What if a girl could summon the monsoon with her charcoal sketches?
What if a postman delivered hope long after the world had forgotten how to wait?
Sushovon Saha writes with the tenderness of a poet and the precision of an engineer. A debut collection brimming with nostalgia, lyrical beauty, and cinematic realism, these stories embrace themes of love and loss, resilience and regret, memory and magic.
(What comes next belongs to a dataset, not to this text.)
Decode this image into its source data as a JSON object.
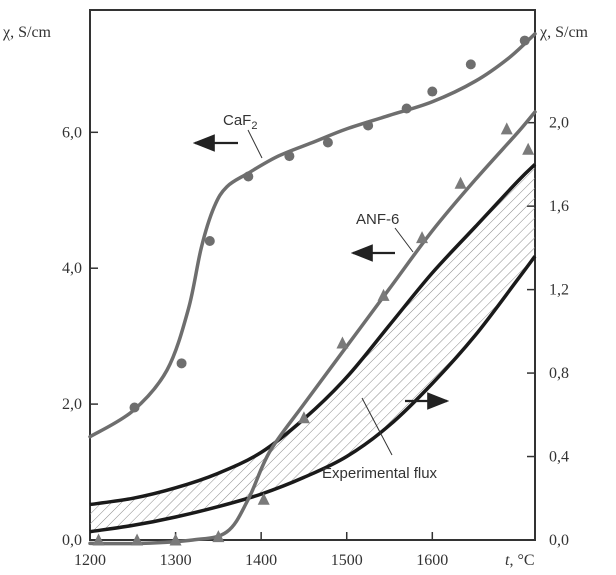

With characters who linger long after the last page - a silent widow who whispers forgiveness through a letterbox, a boy who races a paper boat down the Ganga, a dancer reclaiming her rhythm in a Dharwad guesthouse - this is fiction that feels like lived truth.
The stories take you through:
A forgotten cinema in Fatehpur, where a stolen reel reveals a forbidden love
A rain-drawing girl in Kasauli, whose sketches may hold supernatural power
A postman named Raahi in Allahabad, who delivers more than just mail
A lost letter from 1983 in Bhagalpur, that finds its way home four decades later
A pianist in Calcutta, a widow in Varanasi, a runaway bride in Lucknow - all weaving a nation’s emotional landscape
Rich in detail and layered with cultural texture, Paper Moons & Mango Trees evokes the flavor of R. K. Narayan, the intimacy of Jhumpa Lahiri, and the warmth of a cup of chai shared with someone who remembers your childhood.